What is the IELTS Exam?

The International English Language Testing System, commonly known as IELTS, is one of the most widely accepted English language tests in the world, and the one most trusted by UK universities. There are two versions of the IELTS test: Academic – for studying abroad, and General Training – mainly for immigration purposes.

The IELTS Academic Test accurately assesses the English language ability of individuals wishing to study overseas. Any student applying to a British university will need to prove their English fluency through a test such as IELTS.  

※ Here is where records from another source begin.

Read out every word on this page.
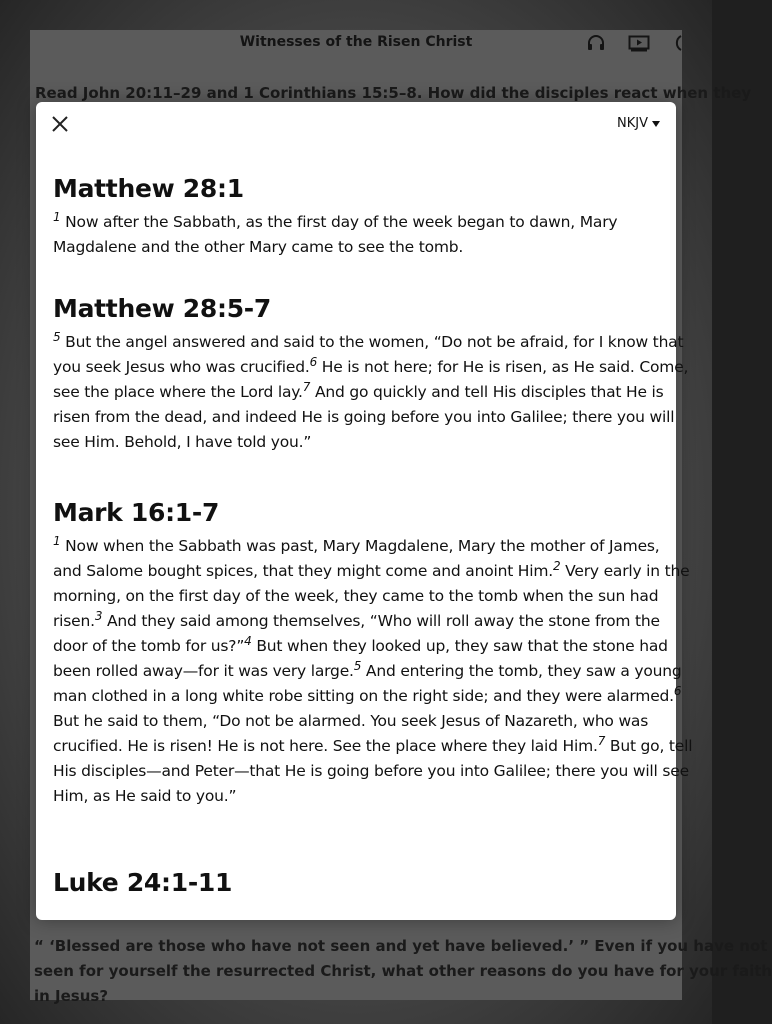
Witnesses of the Risen Christ
Read John 20:11–29 and 1 Corinthians 15:5–8. How did the disciples react when they
“ ‘Blessed are those who have not seen and yet have believed.’ ” Even if you have not
seen for yourself the resurrected Christ, what other reasons do you have for your faith
in Jesus?
NKJV
Matthew 28:1

$^1$ Now after the Sabbath, as the first day of the week began to dawn, Mary
Magdalene and the other Mary came to see the tomb.

Matthew 28:5-7

$^5$ But the angel answered and said to the women, “Do not be afraid, for I know that
you seek Jesus who was crucified.$^6$ He is not here; for He is risen, as He said. Come,
see the place where the Lord lay.$^7$ And go quickly and tell His disciples that He is
risen from the dead, and indeed He is going before you into Galilee; there you will
see Him. Behold, I have told you.”

Mark 16:1-7

$^1$ Now when the Sabbath was past, Mary Magdalene, Mary the mother of James,
and Salome bought spices, that they might come and anoint Him.$^2$ Very early in the
morning, on the first day of the week, they came to the tomb when the sun had
risen.$^3$ And they said among themselves, “Who will roll away the stone from the
door of the tomb for us?”$^4$ But when they looked up, they saw that the stone had
been rolled away—for it was very large.$^5$ And entering the tomb, they saw a young
man clothed in a long white robe sitting on the right side; and they were alarmed.$^6$
But he said to them, “Do not be alarmed. You seek Jesus of Nazareth, who was
crucified. He is risen! He is not here. See the place where they laid Him.$^7$ But go, tell
His disciples—and Peter—that He is going before you into Galilee; there you will see
Him, as He said to you.”

Luke 24:1-11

In total, the test lasts 2 hours and 45 minutes. There are four sections – Listening (30 minutes), Reading (60 minutes), Writing (60 minutes) and Speaking (11–14 minutes).

  • Listening

    In this thirty-minute section you will hear a range of different conversations or monologues. The speakers may have accents from many different parts of the world. Generally, sections will increase in difficulty as you progress through the test. Finally, you will have ten minutes at the end of the test to complete the answer sheet provided.

  • Reading

    Lasting an hour, the reading section consists of three sections of increasing difficulty. The test is designed to evaluate students’ reading skills, including logic, comprehension and vocabulary.

  • Writing

    There are two sections in the written part of the exam, and in total you have an hour to complete them. In the first part you are required to produce a descriptive piece of around one hundred and fifty words which is based on a graph or diagram. You should spend about twenty minutes on this section. You should spend the remaining forty minutes on the second section, in which you are required to produce a two hundred and fifty word piece of discursive writing, creating an argument around a specific topic.

  • Speaking

    Part 1 – the examiner will ask a series of questions to find out about the student's background and help the student to relax. Questions are based on familiar topics such as work or study, free time, or food to name but a few. In part two the student will have to give a short speech. A topic is given to the student, who then has 1 minute to think and make notes, before talking for 1 to 2 minutes on that topic. Part 3 of the test will follow this, and questions here will be directly related to the topic spoken about in part 2. Therefore, if you were asked to describe your best friend in part two, your questions in part three would be based on friendship. Questions are designed to lead to discussion and you may be asked to assess the importance of friends in comparison to family. Questions in part three become increasingly difficult in order to determine the student's linguistic level.


IELTS has a nine band scoring system designed to grade scores consistently. Unlike other assessment tests which may place an emphasis on memorizing vocabulary, communication skills are mainly tested in IELTS. Training in an interactive environment rather than studying at home on your own will therefore be important for IELTS.